Noose narrows around Bush’s neck but Obama won’t tug on the rope


by Larry Geller

While the White House declines to look back, the buzz increases with allegations that George Bush authorized torture through an executive order. How long can Obama defend this guy against prosecution (for that’s exactly what he is doing)?

FBI E-Mail Says Bush Authorized Abuse of Iraqis, an article posted on 4/28/2009 on the website The Public Record, has been picked up by other websites around the Internet, though by no mainstream media that I can easily detect.

The article, by Jason Leopold, begins:

Senior FBI agents stationed in Iraq in 2004 claimed in an e-mail that President George W. Bush signed an executive order approving the use of military dogs, sleep deprivation and other harsh tactics to intimidate Iraqi detainees.

The FBI e-mail -- dated May 22, 2004 -- followed disclosures about abuse of Iraqi detainees at Abu Ghraib prison and sought guidance on whether FBI agents in Iraq were obligated to report the U.S. military’s harsh interrogation of inmates when that treatment violated FBI standards but fit within the guidelines of a presidential executive order.

According to the e-mail, Bush’s executive order authorized interrogators to use military dogs, “stress positions,” sleep “management,” loud music and “sensory deprivation through the use of hoods, etc.” to extract information from detainees in Iraq, which was considered a violation of the Geneva Conventions.

While Google isn’t the best way to verify coverage, I did find a single mainstream reference recently to this FBI memo, in a Baltimore Chronicle & Sentinel article, Anatomy of Bush's Torture 'Paradigm', that appeared earlier than the above, on 4/14/2009:

An FBI e-mail of May 22, 2004, from a senior FBI agent in Iraq stated that President Bush had signed an Executive Order approving the use of military dogs, sleep deprivation and other tactics to intimidate Iraqi detainees.

The FBI official sought guidance in confronting an unwelcome dilemma.
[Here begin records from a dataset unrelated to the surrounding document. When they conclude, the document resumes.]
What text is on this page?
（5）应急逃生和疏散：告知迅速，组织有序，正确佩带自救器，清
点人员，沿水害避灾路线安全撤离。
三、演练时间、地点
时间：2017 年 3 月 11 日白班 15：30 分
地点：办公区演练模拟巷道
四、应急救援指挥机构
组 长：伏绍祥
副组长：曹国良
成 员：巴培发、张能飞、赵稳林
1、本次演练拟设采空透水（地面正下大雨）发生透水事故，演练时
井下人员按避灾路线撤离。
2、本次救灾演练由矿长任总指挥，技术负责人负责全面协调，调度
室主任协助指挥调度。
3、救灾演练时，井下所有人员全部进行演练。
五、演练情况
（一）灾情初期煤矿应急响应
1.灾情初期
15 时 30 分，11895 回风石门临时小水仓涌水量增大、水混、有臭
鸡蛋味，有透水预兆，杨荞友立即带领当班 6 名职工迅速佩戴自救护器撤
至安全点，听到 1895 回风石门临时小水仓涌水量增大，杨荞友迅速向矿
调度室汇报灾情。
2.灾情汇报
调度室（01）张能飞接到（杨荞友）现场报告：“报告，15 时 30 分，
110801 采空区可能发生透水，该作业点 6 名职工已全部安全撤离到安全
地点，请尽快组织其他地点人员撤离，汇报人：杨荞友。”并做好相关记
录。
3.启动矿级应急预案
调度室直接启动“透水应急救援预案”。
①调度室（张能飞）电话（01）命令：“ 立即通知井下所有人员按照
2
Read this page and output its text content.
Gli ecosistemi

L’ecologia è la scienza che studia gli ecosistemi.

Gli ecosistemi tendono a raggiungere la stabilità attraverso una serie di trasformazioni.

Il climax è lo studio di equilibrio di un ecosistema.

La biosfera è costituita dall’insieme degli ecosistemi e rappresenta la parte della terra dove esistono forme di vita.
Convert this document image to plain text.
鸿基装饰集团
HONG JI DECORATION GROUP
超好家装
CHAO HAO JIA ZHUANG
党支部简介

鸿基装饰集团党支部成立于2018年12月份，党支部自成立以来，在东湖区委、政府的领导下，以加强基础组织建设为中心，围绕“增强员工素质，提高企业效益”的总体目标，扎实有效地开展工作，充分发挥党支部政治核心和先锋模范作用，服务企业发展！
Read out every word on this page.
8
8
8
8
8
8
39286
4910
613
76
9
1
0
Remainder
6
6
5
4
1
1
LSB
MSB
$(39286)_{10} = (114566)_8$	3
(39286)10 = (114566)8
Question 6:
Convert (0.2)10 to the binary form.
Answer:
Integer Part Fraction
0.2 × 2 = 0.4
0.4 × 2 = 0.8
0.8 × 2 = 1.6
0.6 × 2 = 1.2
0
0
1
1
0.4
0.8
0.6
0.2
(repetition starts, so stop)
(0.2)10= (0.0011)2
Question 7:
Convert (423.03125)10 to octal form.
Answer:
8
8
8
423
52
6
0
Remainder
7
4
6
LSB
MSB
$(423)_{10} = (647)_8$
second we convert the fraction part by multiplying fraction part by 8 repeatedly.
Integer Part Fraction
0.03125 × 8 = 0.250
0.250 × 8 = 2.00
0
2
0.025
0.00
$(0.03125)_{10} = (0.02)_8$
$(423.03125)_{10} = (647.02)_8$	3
He asked if FBI personnel in Iraq were required to report the U.S. military’s harsh interrogation of detainees when such treatment violated Bureau standards but fit within the guidelines of a presidential Executive Order.

In sum, abundant evidence indicates that the torture techniques applied in the jail cells and interrogation chambers — the “alternative set of procedures” about which Bush boasted publicly on Sept. 6, 2006 — resulted directly from Bush’s Feb. 7, 2002, memo and implementing actions by his administration.

Certainly, this is news that both Bush and for some reason Obama likely wish would disappear. Chances are that it won’t.

In the face of “abundant evidence,” how long can we avoid bringing Bush to justice and still hold up our heads internationally as Americans?